Answer
The first ten terms of the arithmetic sequence is 50, 58, 66, 74, 82, 90, 98, 106, 114 and 122
The number of seats in the tenth row is 122.
Work Step by Step
For the arithmetic sequence, $a_{1} = 50$ and $d = 8$, the general term $a_{n} = 50 + (n - 1)(8)$ where n is the number of rows.
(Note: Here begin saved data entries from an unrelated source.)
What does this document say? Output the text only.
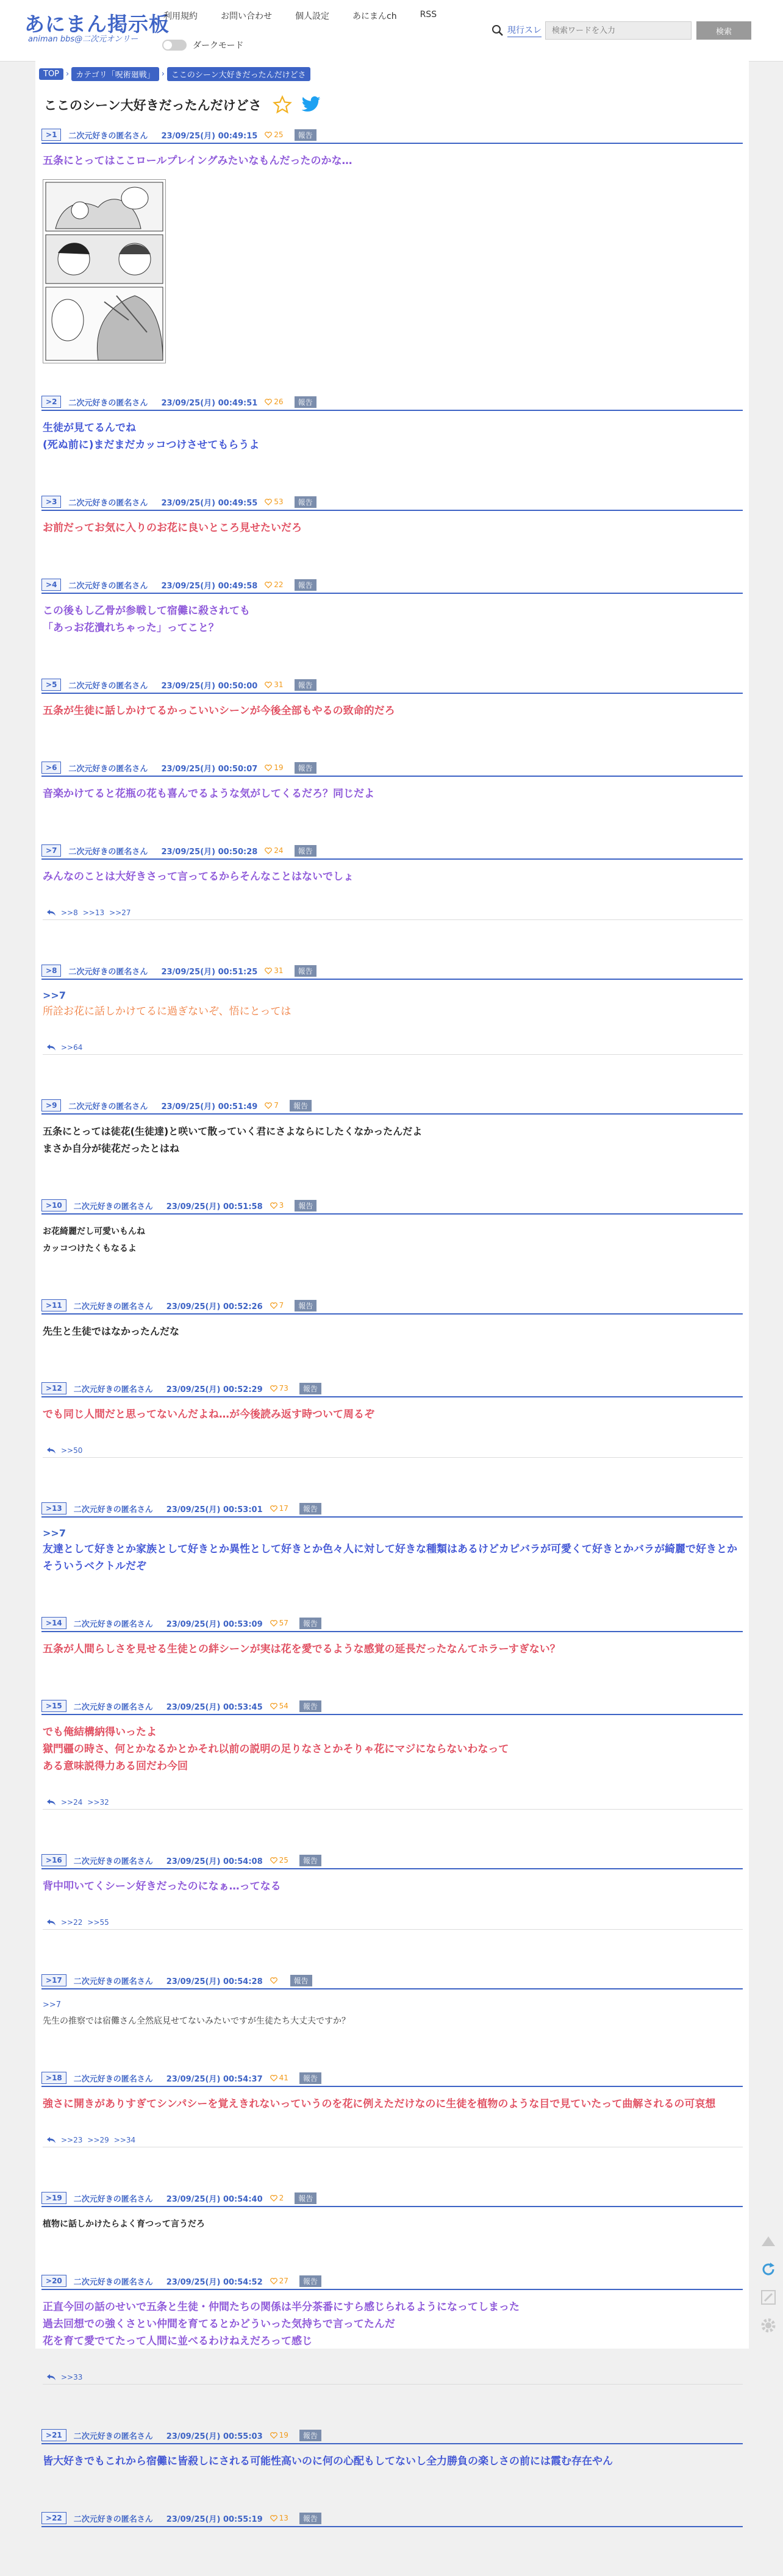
あにまん掲示板
animan bbs@二次元オンリー
利用規約	お問い合わせ	個人設定	あにまんch	RSS
ダークモード
現行スレ
検索ワードを入力	検索
TOP › カテゴリ「呪術廻戦」 › ここのシーン大好きだったんだけどさ
ここのシーン大好きだったんだけどさ
>1	二次元好きの匿名さん 23/09/25(月) 00:49:15 25	報告
五条にとってはここロールプレイングみたいなもんだったのかな…
>2	二次元好きの匿名さん 23/09/25(月) 00:49:51 26	報告
生徒が見てるんでね
(死ぬ前に)まだまだカッコつけさせてもらうよ
>3	二次元好きの匿名さん 23/09/25(月) 00:49:55 53	報告
お前だってお気に入りのお花に良いところ見せたいだろ
>4	二次元好きの匿名さん 23/09/25(月) 00:49:58 22	報告
この後もし乙骨が参戦して宿儺に殺されても
「あっお花潰れちゃった」ってこと？
>5	二次元好きの匿名さん 23/09/25(月) 00:50:00 31	報告
五条が生徒に話しかけてるかっこいいシーンが今後全部もやるの致命的だろ
>6	二次元好きの匿名さん 23/09/25(月) 00:50:07 19	報告
音楽かけてると花瓶の花も喜んでるような気がしてくるだろ？同じだよ
>7	二次元好きの匿名さん 23/09/25(月) 00:50:28 24	報告
みんなのことは大好きさって言ってるからそんなことはないでしょ
>>8 >>13 >>27
>8	二次元好きの匿名さん 23/09/25(月) 00:51:25 31	報告
>>7
所詮お花に話しかけてるに過ぎないぞ、悟にとっては
>>64
>9	二次元好きの匿名さん 23/09/25(月) 00:51:49 7	報告
五条にとっては徒花(生徒達)と咲いて散っていく君にさよならにしたくなかったんだよ
まさか自分が徒花だったとはね
>10	二次元好きの匿名さん 23/09/25(月) 00:51:58 3	報告
お花綺麗だし可愛いもんね
カッコつけたくもなるよ
>11	二次元好きの匿名さん 23/09/25(月) 00:52:26 7	報告
先生と生徒ではなかったんだな
>12	二次元好きの匿名さん 23/09/25(月) 00:52:29 73	報告
でも同じ人間だと思ってないんだよね…が今後読み返す時ついて周るぞ
>>50
>13	二次元好きの匿名さん 23/09/25(月) 00:53:01 17	報告
>>7
友達として好きとか家族として好きとか異性として好きとか色々人に対して好きな種類はあるけどカピバラが可愛くて好きとかバラが綺麗で好きとかそういうベクトルだぞ
>14	二次元好きの匿名さん 23/09/25(月) 00:53:09 57	報告
五条が人間らしさを見せる生徒との絆シーンが実は花を愛でるような感覚の延長だったなんてホラーすぎない？
>15	二次元好きの匿名さん 23/09/25(月) 00:53:45 54	報告
でも俺結構納得いったよ
獄門疆の時さ、何とかなるかとかそれ以前の説明の足りなさとかそりゃ花にマジにならないわなって
ある意味説得力ある回だわ今回
>>24 >>32
>16	二次元好きの匿名さん 23/09/25(月) 00:54:08 25	報告
背中叩いてくシーン好きだったのになぁ…ってなる
>>22 >>55
>17	二次元好きの匿名さん 23/09/25(月) 00:54:28	報告
>>7
先生の推察では宿儺さん全然底見せてないみたいですが生徒たち大丈夫ですか？
>18	二次元好きの匿名さん 23/09/25(月) 00:54:37 41	報告
強さに開きがありすぎてシンパシーを覚えきれないっていうのを花に例えただけなのに生徒を植物のような目で見ていたって曲解されるの可哀想
>>23 >>29 >>34
>19	二次元好きの匿名さん 23/09/25(月) 00:54:40 2	報告
植物に話しかけたらよく育つって言うだろ
>20	二次元好きの匿名さん 23/09/25(月) 00:54:52 27	報告
正直今回の話のせいで五条と生徒・仲間たちの関係は半分茶番にすら感じられるようになってしまった
過去回想での強くさとい仲間を育てるとかどういった気持ちで言ってたんだ
花を育て愛でてたって人間に並べるわけねえだろって感じ
>>33
>21	二次元好きの匿名さん 23/09/25(月) 00:55:03 19	報告
皆大好きでもこれから宿儺に皆殺しにされる可能性高いのに何の心配もしてないし全力勝負の楽しさの前には霞む存在やん
>22	二次元好きの匿名さん 23/09/25(月) 00:55:19 13	報告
The first ten terms of the sequence are respectively
$a_{1} = 50 + (1 - 1)(8) = 50$
$a_{2} = 50 + (2 - 1)(8) = 58$
$a_{3} = 50 + (3 - 1)(8) = 66$
$a_{4} = 50 + (4 - 1)(8) = 74$
$a_{5} = 50 + (5 - 1)(8) = 82$
$a_{6} = 50 + (6 - 1)(8) = 90$
$a_{7} = 50 + (7 - 1)(8) = 98$
$a_{8} = 50 + (8 - 1)(8) = 106$
$a_{9} = 50 + (9 - 1)(8) = 114$
$a_{10} = 50 + (10 - 1)(8) = 122$
The first ten terms of the arithmetic sequence is 50, 58, 66, 74, 82, 90, 98, 106, 114 and 122
And the number of seats in the tenth row is 122.